Telecom Investment Obstacles Must Come Down, Armey Tells Forum
July 1, 2005

Former U.S. House Majority Leader Dick Armey issued an unambiguous warning to Michigan and other states with punishing tax rates and regulations: Until such barriers to technology investment are eliminated, unemployment and economic stagnation will continue to worsen.

Armey addressed tax and regulatory issues at a policy forum on May 24 hosted by the Mackinac Center for Public Policy, a research and educational institute headquartered in Midland, Michigan. In addition to having been House majority leader, Armey is a Ph.D. economist and co-chairman of FreedomWorks, a grassroots organization that promotes principles of limited government.



State Telecom Reform Essential

Reducing obstacles to telecom investment is essential to economic growth, Armey said, "because telecommunications is the aorta for all of the electronic marvels that are driving the world economy. If you study economic history, the first economic revolution was the agricultural revolution, and from that followed the industrial revolution. And just like during the agricultural and the industrial revolutions, there are massive transformations in the structures of economies."

States that deter telecom investment by over-regulating the market will suffer severe consequences, Armey said. It is no coincidence, for example, that Michigan, with its reputation for heavy-handed telecom regulations, is plagued by steep declines in per-capita gross state product as well as high rates of unemployment--the nation's highest in February, March, and April of this year.

"If you're going to have the same telecommunications regulations that you had after World War II, you are not going to be competitive with the rest of the world in the 21st century," Armey said.

Armey also reminded the audience that businesses typically make site selections by measuring the relative costs of potential locations.



High Costs Depress Investment

"What those regulations do is basically say to providers, 'Stand back. Don't put your time and money and capital and discovery into this, because you can't recover your investment,'" Armey said. "So a business is going to go elsewhere."

Proposals to deregulate a variety of telecommunications services are now pending in at least a dozen states, according to Warren Communications' State Telephone Regulation Report. State control of basic telecom services has been eased in several other states, including Alabama, Idaho, Iowa, North Carolina, and Utah.



South Carolina Leads the Way

Among the most comprehensive of pending reform proposals is a South Carolina measure to end state control of all retail and wholesale telecom rates and many other aspects of service--precisely the approach advocated by Armey and other telecom experts.

"The fundamental principle should be deregulation--maximizing the incentives to discover, create, invest, and build," Armey said.



Regulators Resisting Reform

Despite the benefits of a freer telecom market, some state regulators still express reservations about easing their grip.
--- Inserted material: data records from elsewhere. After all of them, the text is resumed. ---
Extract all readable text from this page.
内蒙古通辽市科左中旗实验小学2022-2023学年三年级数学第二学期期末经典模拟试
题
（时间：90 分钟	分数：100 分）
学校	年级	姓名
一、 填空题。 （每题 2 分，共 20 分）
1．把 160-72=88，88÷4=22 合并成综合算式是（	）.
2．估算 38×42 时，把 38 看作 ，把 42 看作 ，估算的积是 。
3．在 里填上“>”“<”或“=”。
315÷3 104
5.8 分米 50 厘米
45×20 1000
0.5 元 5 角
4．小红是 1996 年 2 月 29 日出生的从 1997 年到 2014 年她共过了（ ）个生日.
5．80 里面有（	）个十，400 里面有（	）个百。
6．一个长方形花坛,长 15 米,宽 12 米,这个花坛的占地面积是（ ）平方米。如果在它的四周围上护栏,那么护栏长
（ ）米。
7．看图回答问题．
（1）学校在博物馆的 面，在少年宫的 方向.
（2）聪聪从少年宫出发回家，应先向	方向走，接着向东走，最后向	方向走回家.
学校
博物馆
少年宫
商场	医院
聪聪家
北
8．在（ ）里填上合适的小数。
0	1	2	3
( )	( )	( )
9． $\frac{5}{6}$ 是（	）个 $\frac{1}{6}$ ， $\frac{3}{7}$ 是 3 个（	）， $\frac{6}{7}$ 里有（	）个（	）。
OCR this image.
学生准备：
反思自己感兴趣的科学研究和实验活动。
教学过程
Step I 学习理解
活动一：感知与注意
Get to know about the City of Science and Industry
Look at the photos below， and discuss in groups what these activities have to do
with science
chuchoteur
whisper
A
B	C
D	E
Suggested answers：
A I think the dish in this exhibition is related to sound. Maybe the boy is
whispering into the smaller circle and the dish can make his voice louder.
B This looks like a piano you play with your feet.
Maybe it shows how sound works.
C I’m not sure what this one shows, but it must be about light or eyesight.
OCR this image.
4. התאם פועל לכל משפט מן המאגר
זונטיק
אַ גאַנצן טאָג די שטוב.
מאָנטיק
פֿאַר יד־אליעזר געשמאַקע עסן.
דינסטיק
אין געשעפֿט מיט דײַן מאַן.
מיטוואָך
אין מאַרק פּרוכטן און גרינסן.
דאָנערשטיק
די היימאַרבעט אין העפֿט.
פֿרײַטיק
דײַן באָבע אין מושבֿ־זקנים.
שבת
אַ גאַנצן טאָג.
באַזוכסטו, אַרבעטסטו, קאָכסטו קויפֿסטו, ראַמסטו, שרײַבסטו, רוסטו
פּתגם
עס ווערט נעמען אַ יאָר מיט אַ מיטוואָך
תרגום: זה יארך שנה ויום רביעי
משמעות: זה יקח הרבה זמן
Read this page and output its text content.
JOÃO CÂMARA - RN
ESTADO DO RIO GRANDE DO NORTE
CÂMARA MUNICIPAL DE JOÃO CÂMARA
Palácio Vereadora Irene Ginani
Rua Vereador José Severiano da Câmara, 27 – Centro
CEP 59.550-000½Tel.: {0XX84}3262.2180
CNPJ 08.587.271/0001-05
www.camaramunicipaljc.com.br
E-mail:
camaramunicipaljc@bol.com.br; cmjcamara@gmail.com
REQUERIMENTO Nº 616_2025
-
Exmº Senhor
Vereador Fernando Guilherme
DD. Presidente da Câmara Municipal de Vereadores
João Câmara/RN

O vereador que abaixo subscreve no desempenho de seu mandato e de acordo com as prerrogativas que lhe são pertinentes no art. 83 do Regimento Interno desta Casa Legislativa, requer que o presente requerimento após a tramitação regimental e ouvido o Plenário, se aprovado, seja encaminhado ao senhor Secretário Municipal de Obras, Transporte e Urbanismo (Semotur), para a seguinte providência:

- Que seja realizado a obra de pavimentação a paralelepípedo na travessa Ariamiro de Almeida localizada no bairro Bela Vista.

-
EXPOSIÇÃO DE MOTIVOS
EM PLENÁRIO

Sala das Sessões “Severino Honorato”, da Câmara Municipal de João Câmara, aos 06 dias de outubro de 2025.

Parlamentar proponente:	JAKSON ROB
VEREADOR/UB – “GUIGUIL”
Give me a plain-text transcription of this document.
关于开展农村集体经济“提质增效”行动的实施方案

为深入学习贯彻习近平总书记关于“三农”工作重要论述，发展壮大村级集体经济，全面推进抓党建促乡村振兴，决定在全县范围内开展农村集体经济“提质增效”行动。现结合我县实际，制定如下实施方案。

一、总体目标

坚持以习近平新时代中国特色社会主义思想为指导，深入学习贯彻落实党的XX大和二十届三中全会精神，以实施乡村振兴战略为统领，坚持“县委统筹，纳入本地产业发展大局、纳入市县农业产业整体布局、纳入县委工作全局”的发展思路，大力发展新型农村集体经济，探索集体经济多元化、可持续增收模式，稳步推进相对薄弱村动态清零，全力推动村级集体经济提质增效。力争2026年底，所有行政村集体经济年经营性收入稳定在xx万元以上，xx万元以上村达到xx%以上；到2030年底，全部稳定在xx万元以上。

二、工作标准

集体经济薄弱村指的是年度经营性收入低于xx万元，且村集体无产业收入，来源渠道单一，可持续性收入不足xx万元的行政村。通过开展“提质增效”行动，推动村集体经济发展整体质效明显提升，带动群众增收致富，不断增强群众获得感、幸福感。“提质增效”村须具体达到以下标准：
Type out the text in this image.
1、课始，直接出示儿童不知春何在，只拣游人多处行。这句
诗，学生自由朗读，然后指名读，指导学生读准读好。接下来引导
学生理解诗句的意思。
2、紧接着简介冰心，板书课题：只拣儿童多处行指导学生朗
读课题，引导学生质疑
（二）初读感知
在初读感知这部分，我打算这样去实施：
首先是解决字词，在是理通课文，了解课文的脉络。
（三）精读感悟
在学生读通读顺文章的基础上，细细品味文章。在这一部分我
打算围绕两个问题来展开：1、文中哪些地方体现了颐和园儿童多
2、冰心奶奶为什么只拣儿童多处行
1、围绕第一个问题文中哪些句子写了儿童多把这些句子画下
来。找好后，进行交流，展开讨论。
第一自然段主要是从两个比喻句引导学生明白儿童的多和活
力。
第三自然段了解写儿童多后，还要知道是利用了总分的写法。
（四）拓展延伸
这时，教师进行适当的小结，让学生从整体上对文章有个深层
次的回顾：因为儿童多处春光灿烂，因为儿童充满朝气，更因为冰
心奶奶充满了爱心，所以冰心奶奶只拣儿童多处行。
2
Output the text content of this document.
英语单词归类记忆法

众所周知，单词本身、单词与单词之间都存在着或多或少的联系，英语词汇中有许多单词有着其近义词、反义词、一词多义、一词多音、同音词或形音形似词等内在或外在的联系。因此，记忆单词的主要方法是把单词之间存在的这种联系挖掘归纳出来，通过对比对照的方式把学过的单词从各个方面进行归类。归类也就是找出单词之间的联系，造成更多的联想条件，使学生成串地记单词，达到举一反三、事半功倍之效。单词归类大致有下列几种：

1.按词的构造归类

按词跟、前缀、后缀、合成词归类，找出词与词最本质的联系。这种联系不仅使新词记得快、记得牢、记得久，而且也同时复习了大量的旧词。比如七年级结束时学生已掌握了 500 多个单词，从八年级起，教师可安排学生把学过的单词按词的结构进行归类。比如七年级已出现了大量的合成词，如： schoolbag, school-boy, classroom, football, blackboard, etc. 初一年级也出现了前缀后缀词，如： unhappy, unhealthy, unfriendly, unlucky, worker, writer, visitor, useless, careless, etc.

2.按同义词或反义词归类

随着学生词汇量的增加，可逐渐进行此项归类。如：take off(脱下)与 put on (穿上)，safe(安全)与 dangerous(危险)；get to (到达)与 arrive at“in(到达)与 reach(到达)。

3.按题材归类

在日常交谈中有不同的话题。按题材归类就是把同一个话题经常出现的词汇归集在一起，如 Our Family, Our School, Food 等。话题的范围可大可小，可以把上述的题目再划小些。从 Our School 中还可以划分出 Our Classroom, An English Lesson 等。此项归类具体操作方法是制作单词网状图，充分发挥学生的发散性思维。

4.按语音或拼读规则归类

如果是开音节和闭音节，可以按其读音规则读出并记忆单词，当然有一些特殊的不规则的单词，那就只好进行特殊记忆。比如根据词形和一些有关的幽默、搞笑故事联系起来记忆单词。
For example, Robert Nelson, a public service commissioner in Michigan and chairman of the telecom committee of the National Association of Regulatory Utility Commissioners, recently characterized current deregulation efforts as "an odd turn of events," according to the Warren Communications report.

But among economists, industry experts, and millions of consumers, there's nothing odd at all about eliminating decades' worth of obsolete regulations that have undermined technological innovation and investment.

As Armey said, "How much regulation do we need in an era of creativity, when people are providing service all over the place, in new ways, with new devices? We don't need those kinds of regulations now."



Governments Preserve the Past

Resistance to reform from regulators is predictable, Armey added, because government tends to "look backwards, trying to preserve the past because the past is where the existing special interests are vested. Governments are inherently dumb in terms of the rationality of choice.

"I don't mean to say these are not good people. They are good people. But it is a systemic avarice."

To the extent regulators abuse their authority, legislators are largely to blame, according to Armey.

"Legislators leave a lot of loose ends in the law and, therefore, leave a lot of latitude for public service commissions," Armey said. "Do you think these commissioners aren't going to build their empire? So, the legislative body has got to define the limited jurisdictional range of the commission."



Economic Future at Stake

That is precisely the challenge in states such as Michigan, where lawmakers are undertaking a rewrite of the state's principal telecom statute. And nothing less than the economic future of the state is at stake, said Armey.

"As legislators review telecommunications law, they have the opportunity to bring the state's legal structure up to the promise of the electronic revolution in the 21st century.

"I am reminded of something my father always used to say. My father was an old-fashioned guy who believed in such things as practical American genius. His point was, if you don't keep up with progress, you get left behind. And his point was significant: If you do get left behind, it is your own fault."